Regnery, the nation’s premier publisher of conservative books, has cut ties with The New York Times over long-simmering allegations the newspaper took a decided left-leaning slant in picking which books to feature on its best-seller lists.

Good for Regnery. It’s like the toppling off ABC, NBC and CBS during the dawn of CNN and FOX — only Part 2.

Going forward, Regnery will rely on Publishers Weekly lists to determine best-seller status, and will no longer allow authors to self-identify with The New York Times list, or distribute bonuses based on the newspaper’s determinations.

“Increasingly, it appears that the Times has gathered book sale data in a manner which prioritizes liberal-themed books over conservative books and authors,” Regnery President Marji Ross said in a company press release. “The net result has been a bestseller list that has increasingly become less relevant to the Regnery audience, and less reflective of which books are actually selling best in the country, regardless of one’s political persuasion.”

How’s the bias work?

Regnery alleges its recent book, “The Big Lie: Exposing the Nazi Roots of the American Left,” a Dinesh D’Souza title that was published in late July, made The New York Times best-seller list at No. 7 — despite beating all 15 books on the list in total sales. And the company’s “No Go Zones: How Sharia Law is Coming to a Neighborhood Near You,” by Raheen Kassam, didn’t even place on The New York Times list, despite having the 10th highest sales of the other 15 books noted by the paper.

Ross asked: Why keep feeding the hand that bites?

That’s a good question — one that other publishers and imprints for conservative books ought to be similarly asking.

The New York Times denies any bias in its best-seller listings, noting for the record that other conservatives have been given due honors and placed in high spots. The paper also says its best-sellers’ lists are, at least in part, compiled by interviews with book stores, in order to obtain actual sales numbers.

“The political views of authors have no bearing on our rankings,” The New York Times spokesman Jordan Cohen told The Associated Press.

And if Cohen stopped there, perhaps lingering doubts about the validity of Regnery’s claim could be forgiven. Perhaps the newspaper’s explanation could be seen as sensible — that New York Times’ listers were simply trying to obtain the most accurate information possible.

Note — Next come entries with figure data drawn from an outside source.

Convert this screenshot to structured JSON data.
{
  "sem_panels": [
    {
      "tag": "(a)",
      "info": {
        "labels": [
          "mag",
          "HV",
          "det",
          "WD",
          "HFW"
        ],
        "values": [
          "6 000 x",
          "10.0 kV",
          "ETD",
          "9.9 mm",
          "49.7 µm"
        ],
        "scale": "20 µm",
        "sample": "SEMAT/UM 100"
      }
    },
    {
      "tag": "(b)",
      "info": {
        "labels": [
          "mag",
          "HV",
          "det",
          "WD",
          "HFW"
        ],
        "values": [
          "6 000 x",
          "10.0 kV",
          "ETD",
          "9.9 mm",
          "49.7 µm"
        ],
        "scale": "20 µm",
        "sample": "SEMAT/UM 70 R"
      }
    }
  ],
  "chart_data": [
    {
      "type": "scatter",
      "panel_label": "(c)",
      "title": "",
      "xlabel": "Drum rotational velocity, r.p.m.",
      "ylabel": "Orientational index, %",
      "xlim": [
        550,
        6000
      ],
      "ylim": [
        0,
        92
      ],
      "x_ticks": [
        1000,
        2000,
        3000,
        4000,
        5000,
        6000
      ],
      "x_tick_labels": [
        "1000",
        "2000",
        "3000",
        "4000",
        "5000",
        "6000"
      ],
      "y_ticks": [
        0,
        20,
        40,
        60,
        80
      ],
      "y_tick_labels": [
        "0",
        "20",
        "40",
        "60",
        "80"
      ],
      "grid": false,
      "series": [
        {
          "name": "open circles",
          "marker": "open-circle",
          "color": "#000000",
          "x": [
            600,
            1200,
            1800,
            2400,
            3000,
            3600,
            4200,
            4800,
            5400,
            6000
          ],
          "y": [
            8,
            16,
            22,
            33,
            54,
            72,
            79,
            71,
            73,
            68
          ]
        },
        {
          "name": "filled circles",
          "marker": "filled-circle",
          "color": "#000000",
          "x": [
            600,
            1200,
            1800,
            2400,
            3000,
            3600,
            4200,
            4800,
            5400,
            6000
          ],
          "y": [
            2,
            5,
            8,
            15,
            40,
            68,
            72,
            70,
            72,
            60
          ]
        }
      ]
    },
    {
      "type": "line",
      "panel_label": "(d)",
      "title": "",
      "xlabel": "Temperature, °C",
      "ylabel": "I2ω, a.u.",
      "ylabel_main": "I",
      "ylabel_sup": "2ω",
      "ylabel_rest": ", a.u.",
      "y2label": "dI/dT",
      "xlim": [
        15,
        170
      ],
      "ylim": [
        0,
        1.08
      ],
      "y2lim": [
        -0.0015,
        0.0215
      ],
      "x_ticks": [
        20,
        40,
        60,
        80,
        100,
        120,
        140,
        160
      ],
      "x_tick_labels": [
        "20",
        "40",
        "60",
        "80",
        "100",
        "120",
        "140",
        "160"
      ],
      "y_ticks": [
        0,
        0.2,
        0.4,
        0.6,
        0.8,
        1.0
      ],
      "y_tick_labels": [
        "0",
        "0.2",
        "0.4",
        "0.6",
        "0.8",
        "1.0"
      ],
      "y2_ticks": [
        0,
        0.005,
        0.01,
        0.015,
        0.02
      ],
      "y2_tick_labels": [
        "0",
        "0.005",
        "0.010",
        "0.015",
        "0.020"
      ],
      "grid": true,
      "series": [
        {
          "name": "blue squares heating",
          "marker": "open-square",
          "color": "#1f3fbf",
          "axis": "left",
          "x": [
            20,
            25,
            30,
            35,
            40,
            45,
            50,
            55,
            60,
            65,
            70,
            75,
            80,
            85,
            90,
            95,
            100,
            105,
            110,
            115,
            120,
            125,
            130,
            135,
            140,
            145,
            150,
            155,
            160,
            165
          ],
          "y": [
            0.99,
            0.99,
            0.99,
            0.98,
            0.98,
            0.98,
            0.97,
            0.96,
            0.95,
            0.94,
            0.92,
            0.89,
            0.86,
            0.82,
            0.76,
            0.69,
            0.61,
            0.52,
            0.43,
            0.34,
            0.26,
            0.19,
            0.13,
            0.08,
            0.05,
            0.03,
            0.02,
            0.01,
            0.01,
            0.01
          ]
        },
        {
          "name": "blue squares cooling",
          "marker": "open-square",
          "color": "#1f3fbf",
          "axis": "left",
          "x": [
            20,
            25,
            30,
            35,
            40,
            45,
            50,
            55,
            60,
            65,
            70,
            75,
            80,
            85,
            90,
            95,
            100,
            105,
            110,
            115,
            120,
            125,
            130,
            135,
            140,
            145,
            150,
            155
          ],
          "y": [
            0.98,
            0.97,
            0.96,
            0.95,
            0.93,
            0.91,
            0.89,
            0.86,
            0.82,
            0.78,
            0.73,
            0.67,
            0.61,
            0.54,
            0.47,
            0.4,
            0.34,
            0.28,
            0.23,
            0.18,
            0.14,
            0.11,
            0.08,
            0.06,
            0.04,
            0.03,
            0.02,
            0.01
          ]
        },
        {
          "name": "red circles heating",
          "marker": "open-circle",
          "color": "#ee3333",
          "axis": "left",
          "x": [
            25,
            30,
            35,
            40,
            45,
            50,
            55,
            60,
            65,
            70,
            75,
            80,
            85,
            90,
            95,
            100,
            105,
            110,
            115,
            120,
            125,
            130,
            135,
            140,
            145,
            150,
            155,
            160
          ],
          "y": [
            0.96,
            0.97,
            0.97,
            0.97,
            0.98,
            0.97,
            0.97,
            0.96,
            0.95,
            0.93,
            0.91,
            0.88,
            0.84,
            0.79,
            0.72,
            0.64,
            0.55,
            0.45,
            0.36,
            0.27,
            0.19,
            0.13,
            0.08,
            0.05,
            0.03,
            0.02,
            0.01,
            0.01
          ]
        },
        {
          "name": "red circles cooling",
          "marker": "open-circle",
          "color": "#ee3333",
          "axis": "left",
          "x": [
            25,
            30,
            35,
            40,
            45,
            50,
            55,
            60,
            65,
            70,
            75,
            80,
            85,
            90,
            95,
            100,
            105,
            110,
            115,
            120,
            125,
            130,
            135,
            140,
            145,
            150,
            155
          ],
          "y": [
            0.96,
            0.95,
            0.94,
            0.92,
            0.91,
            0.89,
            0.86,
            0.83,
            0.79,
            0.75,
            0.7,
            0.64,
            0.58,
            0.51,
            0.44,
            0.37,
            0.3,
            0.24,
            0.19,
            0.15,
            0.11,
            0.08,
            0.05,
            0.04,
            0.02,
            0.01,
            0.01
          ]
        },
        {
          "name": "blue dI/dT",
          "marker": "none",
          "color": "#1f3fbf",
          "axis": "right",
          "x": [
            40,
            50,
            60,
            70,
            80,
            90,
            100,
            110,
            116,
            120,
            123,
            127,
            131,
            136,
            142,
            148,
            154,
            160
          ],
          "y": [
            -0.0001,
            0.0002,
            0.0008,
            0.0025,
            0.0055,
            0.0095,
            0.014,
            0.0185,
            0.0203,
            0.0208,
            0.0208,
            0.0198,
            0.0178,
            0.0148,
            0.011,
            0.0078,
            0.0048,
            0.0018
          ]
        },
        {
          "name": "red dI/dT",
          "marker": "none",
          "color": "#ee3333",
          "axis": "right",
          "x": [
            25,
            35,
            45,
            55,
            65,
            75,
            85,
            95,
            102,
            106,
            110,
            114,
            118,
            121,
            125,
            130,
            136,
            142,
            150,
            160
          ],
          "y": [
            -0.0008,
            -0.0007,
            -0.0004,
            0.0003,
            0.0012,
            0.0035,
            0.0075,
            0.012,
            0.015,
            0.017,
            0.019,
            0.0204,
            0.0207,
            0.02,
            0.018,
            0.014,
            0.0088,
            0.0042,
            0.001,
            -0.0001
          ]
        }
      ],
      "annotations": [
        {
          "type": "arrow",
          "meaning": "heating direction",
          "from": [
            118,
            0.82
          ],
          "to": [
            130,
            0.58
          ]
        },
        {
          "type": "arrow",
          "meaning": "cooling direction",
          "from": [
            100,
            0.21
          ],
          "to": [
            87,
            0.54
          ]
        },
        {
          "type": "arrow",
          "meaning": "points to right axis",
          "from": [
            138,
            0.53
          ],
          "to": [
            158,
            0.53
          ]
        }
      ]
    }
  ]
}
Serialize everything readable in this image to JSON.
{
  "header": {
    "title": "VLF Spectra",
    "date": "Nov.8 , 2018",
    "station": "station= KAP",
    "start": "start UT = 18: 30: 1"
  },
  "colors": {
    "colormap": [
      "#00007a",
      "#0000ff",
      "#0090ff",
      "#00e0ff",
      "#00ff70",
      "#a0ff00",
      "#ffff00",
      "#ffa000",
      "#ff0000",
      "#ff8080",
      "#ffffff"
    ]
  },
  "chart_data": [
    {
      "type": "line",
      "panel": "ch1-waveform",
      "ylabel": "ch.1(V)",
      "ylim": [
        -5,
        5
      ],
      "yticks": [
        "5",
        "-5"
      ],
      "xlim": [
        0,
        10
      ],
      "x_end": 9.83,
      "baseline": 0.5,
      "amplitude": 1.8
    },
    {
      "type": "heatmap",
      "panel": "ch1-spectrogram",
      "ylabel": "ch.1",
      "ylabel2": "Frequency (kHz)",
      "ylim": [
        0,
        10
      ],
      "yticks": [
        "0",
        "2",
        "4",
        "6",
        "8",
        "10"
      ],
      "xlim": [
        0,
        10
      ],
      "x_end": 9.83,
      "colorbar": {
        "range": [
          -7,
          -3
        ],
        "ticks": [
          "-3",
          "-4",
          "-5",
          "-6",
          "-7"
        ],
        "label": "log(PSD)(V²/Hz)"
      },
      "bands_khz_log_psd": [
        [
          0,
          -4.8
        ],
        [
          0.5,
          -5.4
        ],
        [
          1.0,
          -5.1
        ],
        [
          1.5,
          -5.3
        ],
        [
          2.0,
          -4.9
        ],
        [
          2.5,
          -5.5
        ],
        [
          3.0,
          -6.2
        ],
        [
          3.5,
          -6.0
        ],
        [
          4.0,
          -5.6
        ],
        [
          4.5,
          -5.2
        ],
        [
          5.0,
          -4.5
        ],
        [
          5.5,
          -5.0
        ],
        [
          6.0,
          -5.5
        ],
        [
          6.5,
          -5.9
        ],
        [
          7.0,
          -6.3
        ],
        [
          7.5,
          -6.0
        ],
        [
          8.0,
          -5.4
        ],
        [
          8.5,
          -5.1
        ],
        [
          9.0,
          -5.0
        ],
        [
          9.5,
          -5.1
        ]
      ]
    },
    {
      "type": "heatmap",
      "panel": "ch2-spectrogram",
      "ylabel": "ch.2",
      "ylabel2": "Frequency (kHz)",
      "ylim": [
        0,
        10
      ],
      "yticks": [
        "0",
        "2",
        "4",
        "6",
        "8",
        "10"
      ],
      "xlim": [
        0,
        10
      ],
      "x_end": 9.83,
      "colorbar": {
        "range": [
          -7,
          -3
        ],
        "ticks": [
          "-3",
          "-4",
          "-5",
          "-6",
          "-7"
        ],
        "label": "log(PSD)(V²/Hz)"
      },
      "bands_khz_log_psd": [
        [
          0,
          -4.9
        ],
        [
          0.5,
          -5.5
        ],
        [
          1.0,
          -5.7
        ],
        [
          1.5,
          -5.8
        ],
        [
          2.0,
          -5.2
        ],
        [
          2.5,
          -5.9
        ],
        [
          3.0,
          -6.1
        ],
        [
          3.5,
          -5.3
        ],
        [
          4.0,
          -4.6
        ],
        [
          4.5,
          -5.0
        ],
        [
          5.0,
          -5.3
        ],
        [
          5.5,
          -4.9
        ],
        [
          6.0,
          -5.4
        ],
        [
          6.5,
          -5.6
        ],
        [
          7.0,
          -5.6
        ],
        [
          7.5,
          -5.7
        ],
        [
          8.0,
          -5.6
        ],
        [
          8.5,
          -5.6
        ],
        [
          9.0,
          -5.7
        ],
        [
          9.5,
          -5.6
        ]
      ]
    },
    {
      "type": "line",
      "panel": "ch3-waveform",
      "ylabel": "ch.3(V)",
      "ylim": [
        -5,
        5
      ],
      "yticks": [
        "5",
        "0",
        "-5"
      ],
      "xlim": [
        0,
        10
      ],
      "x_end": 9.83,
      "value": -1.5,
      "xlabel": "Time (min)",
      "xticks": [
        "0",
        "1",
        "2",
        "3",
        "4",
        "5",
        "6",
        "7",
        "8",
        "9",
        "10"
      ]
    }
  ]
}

But Cohen blew it by adding this: “The notion that we would manipulate the lists to exclude books for political reasons is simply ludicrous.”

Right. ’Cause the New York Times would never do anything for political reasons, right? Not even skew political coverage during presidential campaign season — to the point where the publisher and executive editor had to take the unprecedented action of penning a letter to readers, post-voting, to do some damage control on all the anti-Donald Trump reporting.

Sorry, New York Times. The smart money ain’t buying that “ludicrous” argument.

D’souza tweeted this: “Big news from my publisher @Regnery & this is just the tip of the iceberg.”

That’s a whisper of good things to come. The left-leaning New York Times has perched from a tall podium for years, spinning its pro-Democratic, anti-Republican yarns as if cold hard fact. That its dynasty is crumbling a bit is both welcome and overdue. Seriously, let’s hope, as D’Souza said, this is just the tip of what’s to come, and more book publishers around the country start disdaining The New York Times’ lists in similar manner.